The last to appear was a relative from their mother’s side. The connection was complicated, but their mother had treated her simply as a niece, and in fact she, Mitsuki, and Natsuki all shared the same grandmother—the one known as “O-Miya.” This niece, though pretty, was a no-nonsense person seemingly free of “O-Miya’s blood.” Standing at the foot of the bed, she looked at the sleeping figure and declared, “She lived her life the way she wanted. What more could you ask?”
Everyone looked at her lying in bed and politely said the same thing—“Still as beautiful as ever.” When someone came, Mitsuki or Natsuki would rouse her and say the visitor’s name loudly in her ear.
Their mother would open her eyes and be surprisingly capable of a normal response, clasping the visitor’s hand and saying in an affected tone, with tears in her eyes, “How lovely to see you!” They must have all gone away never realizing how advanced her dementia was.
Their mother did not get better.
Phlegm that she could neither swallow nor spit out gurgled constantly in the back of her throat.
Before anyone noticed, autumn breezes began to blow, and the summer heat thankfully receded; but for Mitsuki, caring for a mother who was hovering between life and death, there was no rest.
One late afternoon, she took a walk to the nearby Myohoji temple for the first time in a long while to give herself a little lift. Founded some three hundred years ago in the Edo period, the temple was believed to have the power to ward off evil spirits and promised help in everything from getting married and giving birth to prospering in business, recovering from illness, and passing college entrance examinations. What to pray for? Mixed in with old worshippers she saw young ones too, standing with palms together and heads bowed. Past the main gate with its statues of guardian Deva kings on either side was the well-swept compound with a large founder’s hall in the center and a smaller main hall in back. The area behind that was shaded by tall trees, their leaves just beginning to show a scattering of yel
low, orange, and occasional scarlet in the surrounding deep green. Her feet turned of their own accord toward a small gate still deeper in the compound, the entrance to the graveyard. Normally her spirit was soothed by the quiet of rows of gravestones, small and large, each with its narrow wooden tablet for the repose of the deceased; but today the myriad whitened bones from three centuries back seemed to rattle ominously under their gravestones.

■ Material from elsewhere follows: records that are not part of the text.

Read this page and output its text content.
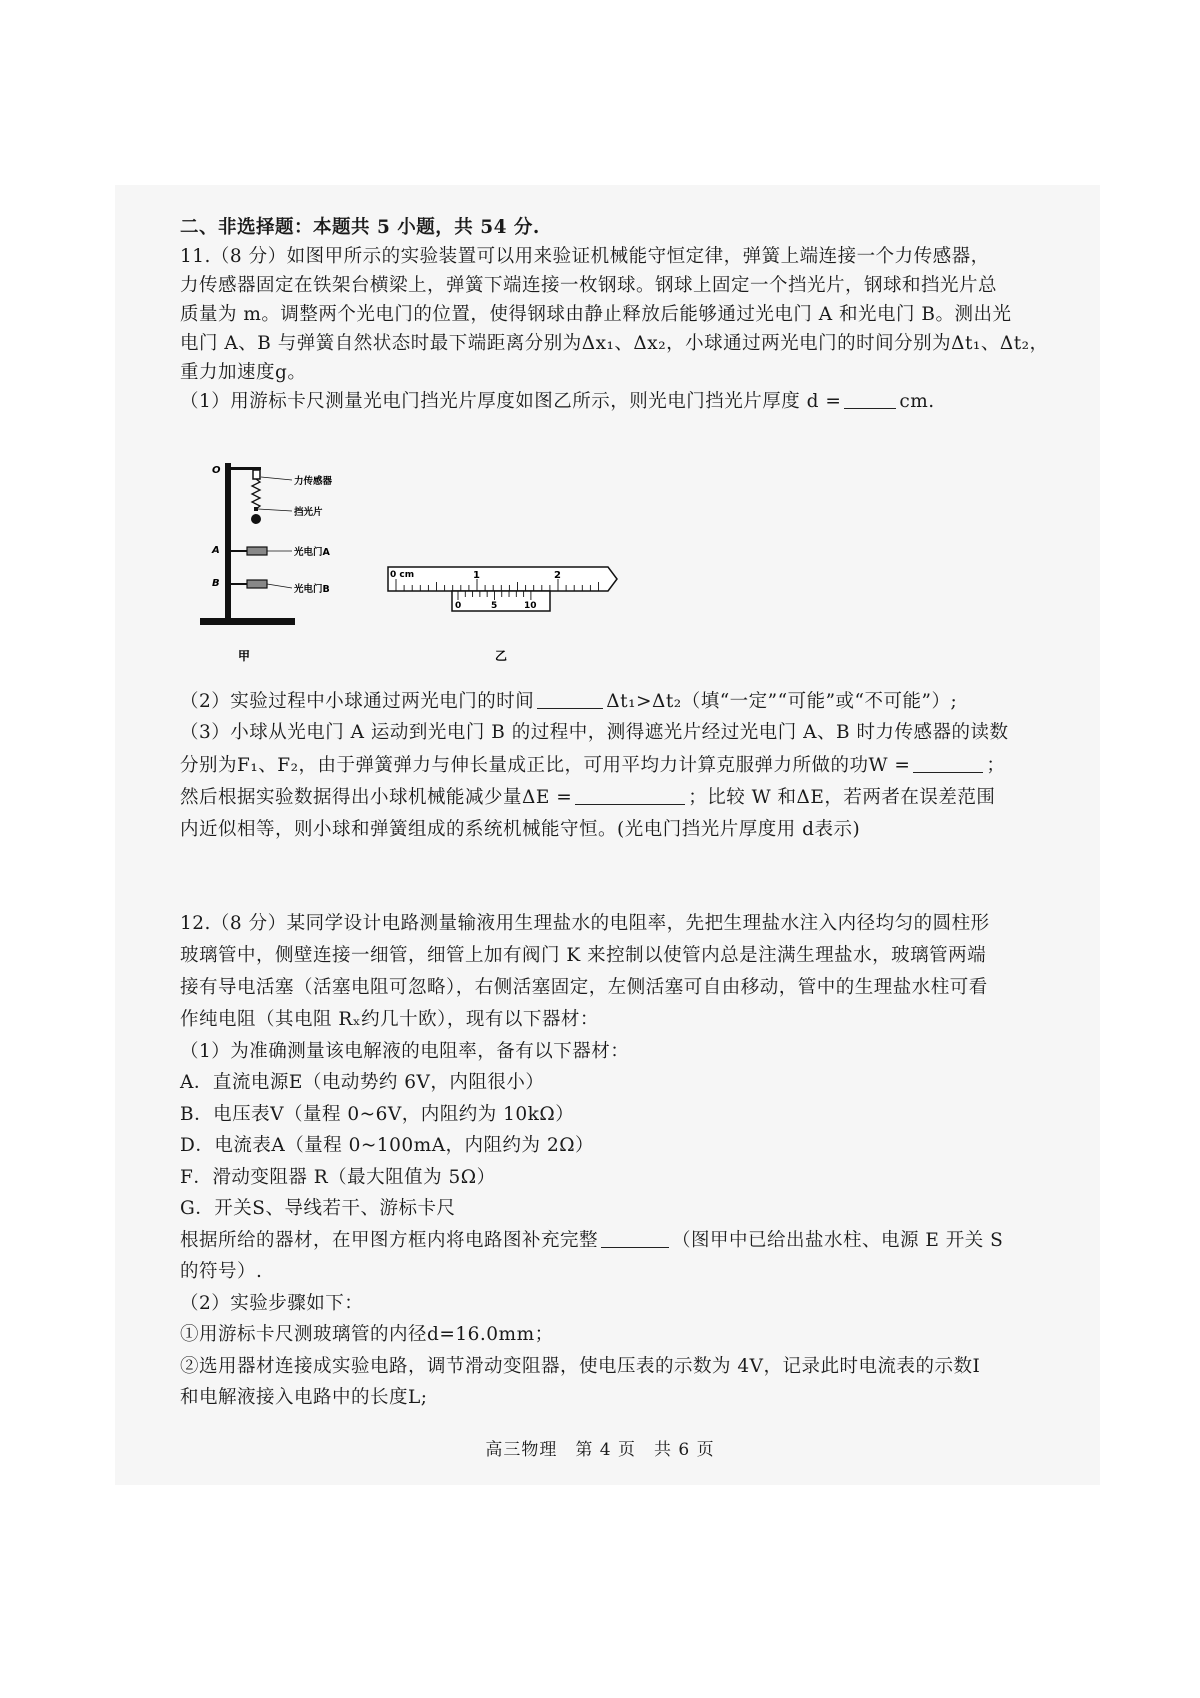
二、非选择题：本题共 5 小题，共 54 分.
11.（8 分）如图甲所示的实验装置可以用来验证机械能守恒定律，弹簧上端连接一个力传感器，
力传感器固定在铁架台横梁上，弹簧下端连接一枚钢球。钢球上固定一个挡光片，钢球和挡光片总
质量为 m。调整两个光电门的位置，使得钢球由静止释放后能够通过光电门 A 和光电门 B。测出光
电门 A、B 与弹簧自然状态时最下端距离分别为Δx₁、Δx₂，小球通过两光电门的时间分别为Δt₁、Δt₂，
重力加速度g。
（1）用游标卡尺测量光电门挡光片厚度如图乙所示，则光电门挡光片厚度 d =	cm.
O
A
B
力传感器
挡光片
光电门A
光电门B
甲
0 cm	1	2
0	5	10
乙
（2）实验过程中小球通过两光电门的时间	Δt₁>Δt₂（填“一定”“可能”或“不可能”）;
（3）小球从光电门 A 运动到光电门 B 的过程中，测得遮光片经过光电门 A、B 时力传感器的读数
分别为F₁、F₂，由于弹簧弹力与伸长量成正比，可用平均力计算克服弹力所做的功W =	；
然后根据实验数据得出小球机械能减少量ΔE =	；比较 W 和ΔE，若两者在误差范围
内近似相等，则小球和弹簧组成的系统机械能守恒。(光电门挡光片厚度用 d表示)
12.（8 分）某同学设计电路测量输液用生理盐水的电阻率，先把生理盐水注入内径均匀的圆柱形
玻璃管中，侧壁连接一细管，细管上加有阀门 K 来控制以使管内总是注满生理盐水，玻璃管两端
接有导电活塞（活塞电阻可忽略），右侧活塞固定，左侧活塞可自由移动，管中的生理盐水柱可看
作纯电阻（其电阻 Rₓ约几十欧），现有以下器材：
（1）为准确测量该电解液的电阻率，备有以下器材：
A．直流电源E（电动势约 6V，内阻很小）
B．电压表V（量程 0~6V，内阻约为 10kΩ）
D．电流表A（量程 0~100mA，内阻约为 2Ω）
F．滑动变阻器 R（最大阻值为 5Ω）
G．开关S、导线若干、游标卡尺
根据所给的器材，在甲图方框内将电路图补充完整	（图甲中已给出盐水柱、电源 E 开关 S
的符号）.
（2）实验步骤如下：
①用游标卡尺测玻璃管的内径d=16.0mm；
②选用器材连接成实验电路，调节滑动变阻器，使电压表的示数为 4V，记录此时电流表的示数I
和电解液接入电路中的长度L;
高三物理　第 4 页　共 6 页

Soon her mother had another blood transfusion.
Mitsuki no longer thought it possible that her mother would ever recover the ability to swallow. Even if she did return to Golden, she would be bedridden, condemned to a life of intravenous feeding while waiting to die. How many months—years—might that go on? Could they possibly get her back on the low-calorie solution? The doctor, his expression smooth as always, did nothing but sit and stare at the computer. Mitsuki hesitated, uncertain whether to broach the topic.

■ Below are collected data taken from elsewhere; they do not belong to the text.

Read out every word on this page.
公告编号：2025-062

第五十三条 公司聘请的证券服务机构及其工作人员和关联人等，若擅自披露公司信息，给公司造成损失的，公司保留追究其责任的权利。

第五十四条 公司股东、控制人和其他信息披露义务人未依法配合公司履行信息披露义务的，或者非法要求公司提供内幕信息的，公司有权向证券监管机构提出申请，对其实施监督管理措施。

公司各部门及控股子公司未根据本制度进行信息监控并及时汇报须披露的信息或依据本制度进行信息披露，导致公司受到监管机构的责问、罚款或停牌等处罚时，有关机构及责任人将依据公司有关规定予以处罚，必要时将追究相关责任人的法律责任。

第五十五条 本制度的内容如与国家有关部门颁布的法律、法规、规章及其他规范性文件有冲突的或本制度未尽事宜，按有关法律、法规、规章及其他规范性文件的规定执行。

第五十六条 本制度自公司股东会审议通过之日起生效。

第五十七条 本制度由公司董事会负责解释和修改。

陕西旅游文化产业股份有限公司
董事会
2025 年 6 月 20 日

Then, to her consternation, the doctor brought up the idea of a surgical feeding tube. One Friday in October he stopped Mitsuki as she passed by the nurses’ station, where he was seated as usual in front of his computer. Her mother’s veins were reaching their limit, he said; he wanted to implant a tube directly into her stomach.
Mitsuki couldn’t believe her ears. She had shown this doctor her mother’s signed statement from the SDD, had spelled out to him that neither her mother, nor she, nor her sister wanted any kind of tube feeding. He had said, “Yes, of course. I understand.” Did the man have amnesia? Speechless, she stared at him hard enough to bore a hole in his face.
He then delivered another blow. “Her pneumonia isn’t entirely cleared up either, and with her hemoglobin level making these sudden fluctuations, even with a surgical tube in place I’m afraid I can’t authorize sending her back to the nursing home.”
Mitsuki gave him a steady look and managed to ask in a normal voice, “Where, then?”